Q: What solutions are giving you hope?
A: There are a lot of innovative things going on. At the state level, in places such as California and Illinois and Oregon, they realize this is a crisis, because it is the states that are going to have deal with all these poor seniors. So they are expanding access to retirement savings plans, such as at small businesses, and making enrollment automatic. This is going to help literally millions of people.
Another exciting initiative is dual-account systems, which encourage both short-term and long-term savings at the same time. A lot of research has shown that this will really work. Because often when people get financial shocks, they have no choice but to raid their retirement savings. If you build an emergency fund simultaneously, then you have another recourse.
Then there are experiments to make retirement savings portable, so you can take them from job to job. That is where the system ultimately needs to go.
Q: How are mobile apps changing the savings landscape?
A: Apps such as Even (www.even.com/) are helping people deal with fluctuating income. If your income spikes one month, it will put some into savings; if you have a shortfall one month, it will give some of that back. Another company called Digit (www.digit.co/) takes out micro amounts of savings, at random moments based on your cash flow, and then texts to let you know.

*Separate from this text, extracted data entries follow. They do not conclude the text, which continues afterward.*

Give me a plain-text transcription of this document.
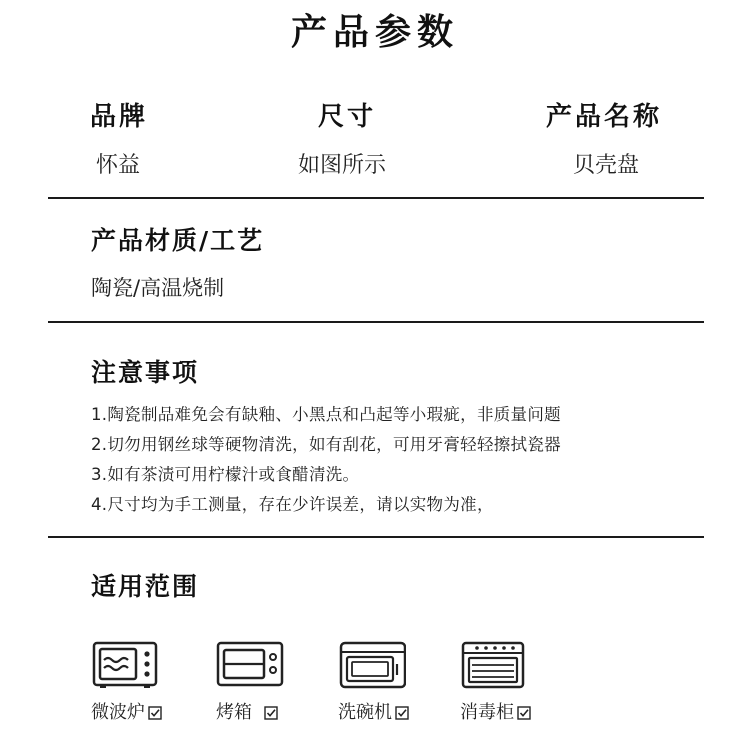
产品参数
品牌	尺寸	产品名称
怀益	如图所示	贝壳盘
产品材质/工艺
陶瓷/高温烧制
注意事项
1.陶瓷制品难免会有缺釉、小黑点和凸起等小瑕疵，非质量问题
2.切勿用钢丝球等硬物清洗，如有刮花，可用牙膏轻轻擦拭瓷器
3.如有茶渍可用柠檬汁或食醋清洗。
4.尺寸均为手工测量，存在少许误差，请以实物为准，
适用范围
微波炉	烤箱	洗碗机	消毒柜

Other apps get people to focus on saving the first $500, kind of like Couch-to-5K programs for savings.
Q: What are companies doing to take the lead on this and get their employees saving?
A: Innovative companies are taking a fintech approach to retirement saving, like Uber partnering with Betterment (www.betterment.com) and Lyft with Honest Dollar (www.honestdollar.com). Employees can sign up for retirement saving with a few taps on their smartphone. These days, companies that attend to workers' financial wellness are becoming employers of choice.
Q: Fees can kill any portfolio; how is technology helping with that?
A: That is where a lot of the newer firms such as Wealthfront (www.wealthfront.com) are focusing. Technology is not only getting people better access to retirement saving but lowering fees and helping them with things like asset allocation and rebalancing and tax optimization strategies. That combination of roboadvisers with big-data analysis is definitely driving down costs.
Q: Look into the future: Where is our retirement system going to be in five or 10 years?
A: I would hope there will be more automation, more transparency, more people saving. And the future of financial advice is going to be very different. Right now there is usually only advice for those in crisis, like credit counseling for those who are deep in debt. What about financial advice for the rest of us?
(The writer is a Reuters contributor. The opinions expressed are his own.)